Firma jest z okolic Krakowa, kupowałam to przez koleżankę, ale można normalnie kurierem zamówić. Smakuje miętowo Pijesz 2x dziennie po pół kieliszka -
Selina wrote:To algi a chlorofil zawarty jest w roślinach zielonych, które są korzystne dla oczyszczenia organizmu z toksyn, metali ciezkich i poprawiaja stan krwi. Także tutaj akurat nie przesadzimy, bo nasze wątroby nam za to chyba podziękują http://www.duochlorofil.pl/
Firma jest z okolic Krakowa, kupowałam to przez koleżankę, ale można normalnie kurierem zamówić. Smakuje miętowo Pijesz 2x dziennie po pół kieliszka -
Kropeczka1986 wrote:Dobrze zrozumiałyscie niestety
Nie gniewaj się że to powiem ale wychodzi na to, że to tylko Ty sie starasz o dziecko i się angażujesz. Chyba nie tak ma wyglądać małżeństwo.
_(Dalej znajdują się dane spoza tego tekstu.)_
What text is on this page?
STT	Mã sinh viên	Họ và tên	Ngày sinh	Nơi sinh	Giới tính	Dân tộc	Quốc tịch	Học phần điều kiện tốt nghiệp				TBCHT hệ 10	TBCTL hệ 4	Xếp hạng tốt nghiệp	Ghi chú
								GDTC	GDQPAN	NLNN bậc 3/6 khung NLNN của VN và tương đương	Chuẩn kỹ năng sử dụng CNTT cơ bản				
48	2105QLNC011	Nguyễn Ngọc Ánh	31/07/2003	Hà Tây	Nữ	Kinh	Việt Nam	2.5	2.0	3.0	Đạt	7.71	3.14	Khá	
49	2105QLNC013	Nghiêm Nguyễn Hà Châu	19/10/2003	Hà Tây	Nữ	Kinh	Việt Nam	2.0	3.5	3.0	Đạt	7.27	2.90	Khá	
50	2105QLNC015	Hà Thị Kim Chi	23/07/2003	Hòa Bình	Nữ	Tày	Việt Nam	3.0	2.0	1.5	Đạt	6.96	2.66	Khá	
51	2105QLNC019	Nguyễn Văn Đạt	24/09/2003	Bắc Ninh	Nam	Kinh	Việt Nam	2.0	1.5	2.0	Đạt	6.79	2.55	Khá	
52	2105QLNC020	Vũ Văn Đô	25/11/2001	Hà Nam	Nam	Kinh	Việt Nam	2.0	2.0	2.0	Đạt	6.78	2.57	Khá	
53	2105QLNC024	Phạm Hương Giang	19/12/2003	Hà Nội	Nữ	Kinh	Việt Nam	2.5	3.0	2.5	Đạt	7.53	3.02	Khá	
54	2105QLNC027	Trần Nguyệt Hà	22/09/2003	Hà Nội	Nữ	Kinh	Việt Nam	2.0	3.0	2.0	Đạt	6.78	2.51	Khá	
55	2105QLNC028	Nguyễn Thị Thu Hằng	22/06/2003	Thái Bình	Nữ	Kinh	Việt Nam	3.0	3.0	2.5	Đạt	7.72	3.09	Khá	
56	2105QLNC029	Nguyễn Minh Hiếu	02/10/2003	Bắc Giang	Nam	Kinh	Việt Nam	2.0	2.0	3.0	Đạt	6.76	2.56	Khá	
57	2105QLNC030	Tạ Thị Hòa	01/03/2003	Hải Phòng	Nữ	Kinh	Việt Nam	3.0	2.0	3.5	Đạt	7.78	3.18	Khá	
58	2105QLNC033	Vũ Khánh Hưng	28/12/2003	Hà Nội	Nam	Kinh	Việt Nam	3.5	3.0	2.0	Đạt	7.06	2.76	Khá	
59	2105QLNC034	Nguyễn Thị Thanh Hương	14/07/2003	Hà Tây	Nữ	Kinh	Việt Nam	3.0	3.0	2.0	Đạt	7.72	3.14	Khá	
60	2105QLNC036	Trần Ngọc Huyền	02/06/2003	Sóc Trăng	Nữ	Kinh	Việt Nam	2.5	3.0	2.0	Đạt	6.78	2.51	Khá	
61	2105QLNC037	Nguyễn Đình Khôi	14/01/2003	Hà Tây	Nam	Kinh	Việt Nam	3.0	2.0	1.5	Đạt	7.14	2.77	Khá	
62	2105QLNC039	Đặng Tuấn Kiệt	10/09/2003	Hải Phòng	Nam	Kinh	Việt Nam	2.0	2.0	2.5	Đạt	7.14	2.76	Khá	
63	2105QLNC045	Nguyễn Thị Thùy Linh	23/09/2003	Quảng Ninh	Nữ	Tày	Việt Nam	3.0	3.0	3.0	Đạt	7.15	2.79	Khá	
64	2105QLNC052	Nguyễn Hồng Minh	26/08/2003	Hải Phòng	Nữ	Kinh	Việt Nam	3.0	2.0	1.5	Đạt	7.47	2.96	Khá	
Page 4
Nie rozumiem takiej sytuacji kiedy faceci są egoistami i się niby czegoś boją idąc na badanie. Tylko ze my idąc na laparoskopie dochodzimy do siebie minimum miesiąc, dajemy sobie ciąć brzuch, narażamy się się na syf z narkozy, komplikacje i wiele innych. latamy po lekarzach, rozwalamy przed nimi nogi, macają cycki, zaglądają wszędzie...a jaka w takim razie jest rola faceta, partnera, męża?
Wybacz Kropka, ale ja bym w takim przypadku nie poszła na operacje. Pogadaj z mężem i powiedz ze zrobiłaś już wystarczająco dużo i pora na jego krok...ehhh brak słow.